Huzuru nerede bulursunuz?
Nerede ararsınız?
Hangi ortamda derin bir nefes almaya izin verirsiniz kendinize?
Belirli bir an var mıdır ki “Oh! İşte bu!” dediğiniz?
Kendi adıma detaylarda huzuru yakaladığımı fark ettim. Yaşım ilerledikçe kendimi, bulunduğum ortamları ve hislerimi daha bir irdeler olduğumu görüyorum. Çok bir şey yapmama gerek kalmadan duygularım yoğunlaşıyor, nelerin beni mutlu ettiğini ya da etmediğini adeta yüzüme vuruyor.

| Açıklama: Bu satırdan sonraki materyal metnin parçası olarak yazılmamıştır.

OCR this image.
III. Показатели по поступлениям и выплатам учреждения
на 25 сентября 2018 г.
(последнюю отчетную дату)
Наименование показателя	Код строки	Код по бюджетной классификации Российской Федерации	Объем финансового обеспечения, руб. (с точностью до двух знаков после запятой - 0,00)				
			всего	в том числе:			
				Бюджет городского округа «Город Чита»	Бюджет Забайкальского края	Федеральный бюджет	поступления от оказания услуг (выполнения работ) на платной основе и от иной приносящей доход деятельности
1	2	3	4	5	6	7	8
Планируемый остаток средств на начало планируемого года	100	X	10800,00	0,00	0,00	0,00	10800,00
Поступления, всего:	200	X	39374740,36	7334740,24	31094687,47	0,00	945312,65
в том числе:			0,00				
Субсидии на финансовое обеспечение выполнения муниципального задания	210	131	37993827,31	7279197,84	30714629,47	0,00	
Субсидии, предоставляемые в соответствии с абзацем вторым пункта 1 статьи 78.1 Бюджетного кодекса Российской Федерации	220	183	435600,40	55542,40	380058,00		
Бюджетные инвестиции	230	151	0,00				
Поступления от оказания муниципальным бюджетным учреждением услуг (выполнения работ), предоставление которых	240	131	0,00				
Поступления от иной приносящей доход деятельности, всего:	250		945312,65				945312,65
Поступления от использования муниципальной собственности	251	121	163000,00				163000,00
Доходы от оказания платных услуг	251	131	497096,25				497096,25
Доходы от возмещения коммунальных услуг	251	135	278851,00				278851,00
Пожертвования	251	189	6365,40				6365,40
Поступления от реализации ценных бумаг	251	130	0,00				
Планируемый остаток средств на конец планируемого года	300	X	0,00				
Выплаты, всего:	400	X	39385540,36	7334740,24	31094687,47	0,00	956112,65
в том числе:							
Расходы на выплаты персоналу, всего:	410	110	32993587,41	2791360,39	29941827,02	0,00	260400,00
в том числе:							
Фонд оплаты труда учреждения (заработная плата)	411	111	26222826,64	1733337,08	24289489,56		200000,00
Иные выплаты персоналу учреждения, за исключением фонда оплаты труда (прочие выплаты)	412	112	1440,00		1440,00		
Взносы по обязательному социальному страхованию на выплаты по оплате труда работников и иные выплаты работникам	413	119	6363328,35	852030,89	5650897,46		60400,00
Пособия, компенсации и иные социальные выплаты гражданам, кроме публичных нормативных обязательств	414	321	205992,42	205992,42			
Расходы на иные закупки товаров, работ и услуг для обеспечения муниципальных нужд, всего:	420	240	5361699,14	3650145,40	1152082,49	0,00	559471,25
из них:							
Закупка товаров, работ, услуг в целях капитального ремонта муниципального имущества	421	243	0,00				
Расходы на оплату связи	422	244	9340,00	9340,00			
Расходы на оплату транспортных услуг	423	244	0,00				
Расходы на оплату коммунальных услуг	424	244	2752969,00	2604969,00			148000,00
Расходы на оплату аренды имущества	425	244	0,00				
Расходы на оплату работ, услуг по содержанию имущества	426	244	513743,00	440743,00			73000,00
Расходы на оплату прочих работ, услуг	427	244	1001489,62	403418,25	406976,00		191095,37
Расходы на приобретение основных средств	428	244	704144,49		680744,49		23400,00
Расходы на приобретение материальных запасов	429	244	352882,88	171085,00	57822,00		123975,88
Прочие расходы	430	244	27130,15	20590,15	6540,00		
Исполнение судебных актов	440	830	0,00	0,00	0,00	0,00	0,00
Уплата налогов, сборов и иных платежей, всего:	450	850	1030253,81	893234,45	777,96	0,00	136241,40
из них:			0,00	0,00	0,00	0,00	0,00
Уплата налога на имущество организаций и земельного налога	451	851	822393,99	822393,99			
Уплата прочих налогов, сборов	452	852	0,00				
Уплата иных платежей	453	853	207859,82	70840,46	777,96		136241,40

İşte bu detaylarda huzur bulma hâlim, birkaç gün önce sabah saatlerinde beyaz bir perdenin aralık olan camdan içeri akan tatlı rüzgârda nazlı nazlı hareket etmesiyle tekrar ortaya çıktı.
Çocukluğumda Mersin’deki evimizde tertemiz kokan perdelerin rüzgârdaki hışırtısı ve geri planda “gugukcuk” diye isim taktığımız kumrunun “guguk, guguk” diye benimle konuşması… Hepsi Çeşme’de bir sabah yeniden canlandı adeta.

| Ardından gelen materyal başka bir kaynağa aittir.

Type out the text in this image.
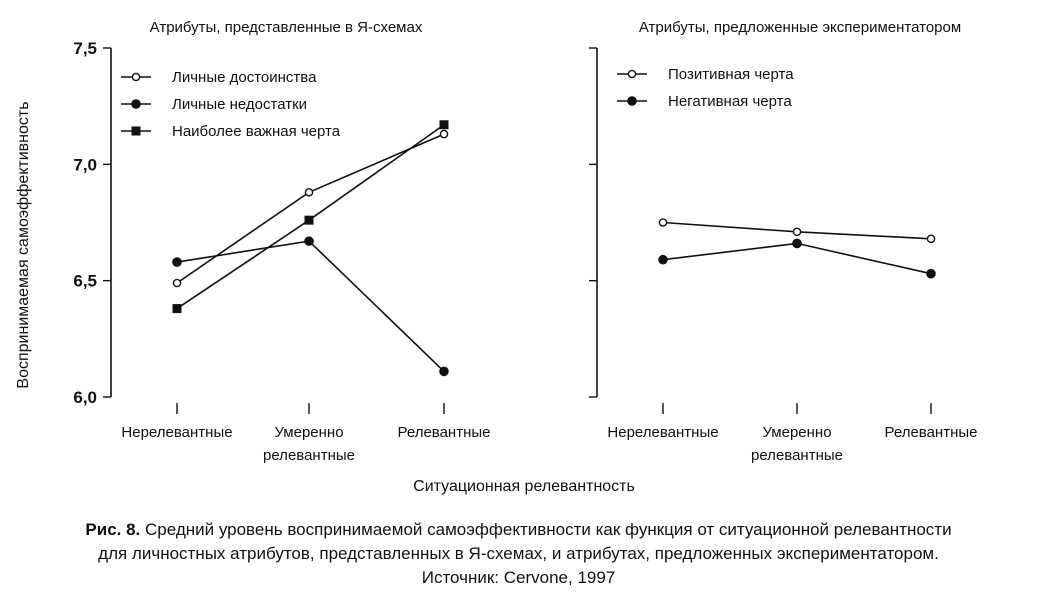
Атрибуты, представленные в Я-схемах
Воспринимаемая самоэффективность
6,0
6,5
7,0
7,5
Нерелевантные	Умеренно релевантные
Релевантные
Личные достоинства
Личные недостатки
Наиболее важная черта
Атрибуты, предложенные экспериментатором
Нерелевантные	Умеренно релевантные
Релевантные
Позитивная черта
Негативная черта
Ситуационная релевантность
Рис. 8. Средний уровень воспринимаемой самоэффективности как функция от ситуационной релевантности
для личностных атрибутов, представленных в Я-схемах, и атрибутах, предложенных экспериментатором.
Источник: Cervone, 1997
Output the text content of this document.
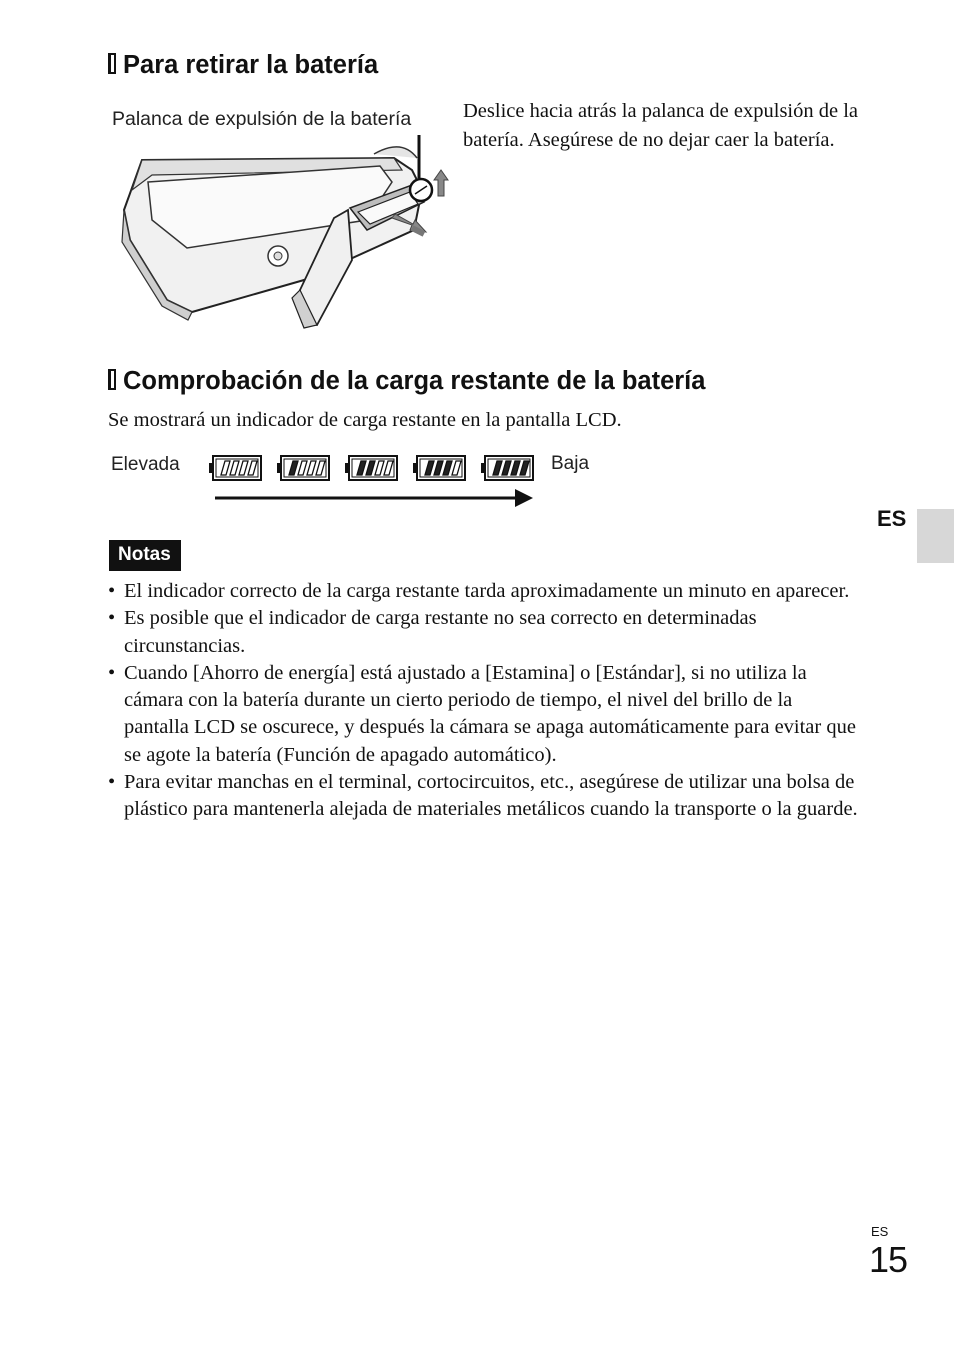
Para retirar la batería
Palanca de expulsión de la batería	Deslice hacia atrás la palanca de expulsión de la batería. Asegúrese de no dejar caer la batería.
Comprobación de la carga restante de la batería
Se mostrará un indicador de carga restante en la pantalla LCD.
Elevada	Baja
Notas
• El indicador correcto de la carga restante tarda aproximadamente un minuto en aparecer.
• Es posible que el indicador de carga restante no sea correcto en determinadas circunstancias.
• Cuando [Ahorro de energía] está ajustado a [Estamina] o [Estándar], si no utiliza la cámara con la batería durante un cierto periodo de tiempo, el nivel del brillo de la pantalla LCD se oscurece, y después la cámara se apaga automáticamente para evitar que se agote la batería (Función de apagado automático).
• Para evitar manchas en el terminal, cortocircuitos, etc., asegúrese de utilizar una bolsa de plástico para mantenerla alejada de materiales metálicos cuando la transporte o la guarde.
ES
ES
15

Ve ben bu tertemiz kokuyu içime çekip, ileri geri hareket eden beyaz perdeye gözümü dikip, “gugukcuk”u dinledim uzun uzun. Yataktan kalkmak ise yapmak istediğim son şeydi o an. Huzuru yakaladığım o anı bırakmak istemedim anlayacağınız.
Benim için buysa, sizin için bir kedinin mırıltısındadır belki huzur. Ya da denize açıldığınız bir andadır. Sevdiğinizin kollarına sığındığınız, o minik bebeğinizin süt kokan kokusunu içinize çektiğinizde de olabilir.

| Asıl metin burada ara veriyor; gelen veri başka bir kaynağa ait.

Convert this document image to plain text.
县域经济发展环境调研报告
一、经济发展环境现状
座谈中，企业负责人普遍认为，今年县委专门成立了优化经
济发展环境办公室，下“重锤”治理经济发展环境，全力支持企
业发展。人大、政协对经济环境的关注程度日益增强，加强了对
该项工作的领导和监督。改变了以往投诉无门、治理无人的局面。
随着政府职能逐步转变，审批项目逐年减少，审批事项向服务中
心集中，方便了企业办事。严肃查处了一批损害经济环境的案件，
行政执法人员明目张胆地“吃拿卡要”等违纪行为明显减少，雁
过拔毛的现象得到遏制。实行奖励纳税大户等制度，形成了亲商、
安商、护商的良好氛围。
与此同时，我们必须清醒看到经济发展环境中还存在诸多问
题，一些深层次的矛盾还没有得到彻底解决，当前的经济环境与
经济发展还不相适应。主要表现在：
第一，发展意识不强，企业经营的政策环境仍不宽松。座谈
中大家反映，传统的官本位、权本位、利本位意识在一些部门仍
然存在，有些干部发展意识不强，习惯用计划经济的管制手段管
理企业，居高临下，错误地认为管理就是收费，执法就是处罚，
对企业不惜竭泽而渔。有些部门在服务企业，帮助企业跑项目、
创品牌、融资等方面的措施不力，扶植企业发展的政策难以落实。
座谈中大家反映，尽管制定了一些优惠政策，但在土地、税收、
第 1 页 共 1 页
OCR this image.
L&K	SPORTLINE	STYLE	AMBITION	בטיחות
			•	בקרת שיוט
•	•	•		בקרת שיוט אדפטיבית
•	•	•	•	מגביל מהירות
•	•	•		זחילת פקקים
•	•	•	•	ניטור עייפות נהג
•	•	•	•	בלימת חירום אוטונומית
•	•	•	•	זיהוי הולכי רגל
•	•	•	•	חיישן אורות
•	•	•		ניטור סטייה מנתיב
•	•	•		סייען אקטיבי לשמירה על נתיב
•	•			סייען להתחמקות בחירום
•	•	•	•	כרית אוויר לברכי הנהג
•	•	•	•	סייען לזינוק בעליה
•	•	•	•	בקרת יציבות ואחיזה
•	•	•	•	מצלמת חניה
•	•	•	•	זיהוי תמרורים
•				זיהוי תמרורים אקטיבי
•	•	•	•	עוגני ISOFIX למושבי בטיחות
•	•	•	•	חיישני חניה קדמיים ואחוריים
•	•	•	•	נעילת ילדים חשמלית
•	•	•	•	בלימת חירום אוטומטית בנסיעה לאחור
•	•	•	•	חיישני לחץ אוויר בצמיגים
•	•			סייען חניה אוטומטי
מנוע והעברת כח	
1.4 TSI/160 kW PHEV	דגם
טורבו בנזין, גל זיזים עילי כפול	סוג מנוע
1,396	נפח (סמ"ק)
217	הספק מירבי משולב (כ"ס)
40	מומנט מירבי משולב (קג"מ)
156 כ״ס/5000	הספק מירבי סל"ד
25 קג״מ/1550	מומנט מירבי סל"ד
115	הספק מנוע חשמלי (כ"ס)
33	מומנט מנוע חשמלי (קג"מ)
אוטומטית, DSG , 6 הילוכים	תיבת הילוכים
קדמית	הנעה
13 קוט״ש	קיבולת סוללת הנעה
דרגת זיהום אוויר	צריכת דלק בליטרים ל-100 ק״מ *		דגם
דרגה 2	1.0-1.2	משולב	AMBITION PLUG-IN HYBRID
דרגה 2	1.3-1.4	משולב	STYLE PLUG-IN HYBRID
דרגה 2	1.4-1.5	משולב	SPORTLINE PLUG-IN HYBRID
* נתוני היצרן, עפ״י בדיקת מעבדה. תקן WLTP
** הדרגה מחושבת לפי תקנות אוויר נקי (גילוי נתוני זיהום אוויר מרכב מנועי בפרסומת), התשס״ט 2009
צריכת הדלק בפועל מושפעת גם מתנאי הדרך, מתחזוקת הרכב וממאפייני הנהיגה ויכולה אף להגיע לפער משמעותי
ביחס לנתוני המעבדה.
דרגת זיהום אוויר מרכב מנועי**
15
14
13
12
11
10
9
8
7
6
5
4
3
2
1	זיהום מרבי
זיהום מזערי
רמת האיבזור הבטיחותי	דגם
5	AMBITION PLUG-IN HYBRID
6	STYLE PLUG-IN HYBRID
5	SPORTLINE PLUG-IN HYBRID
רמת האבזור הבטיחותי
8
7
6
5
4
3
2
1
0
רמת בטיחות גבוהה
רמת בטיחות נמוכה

Demek istediğim, huzur için bir arayış, bir plan, büyük değişikliklere gerek yok aslında. Yaşadığımız kısa anlara, anlık keşiflere dikkat edip, duyularımızı biraz daha kullanırsak, her gün hiç değilse bir defa huzuru yakalayabiliriz.
Buna gönülden inanıyorum. İnanmasam niye yazayım, değil mi?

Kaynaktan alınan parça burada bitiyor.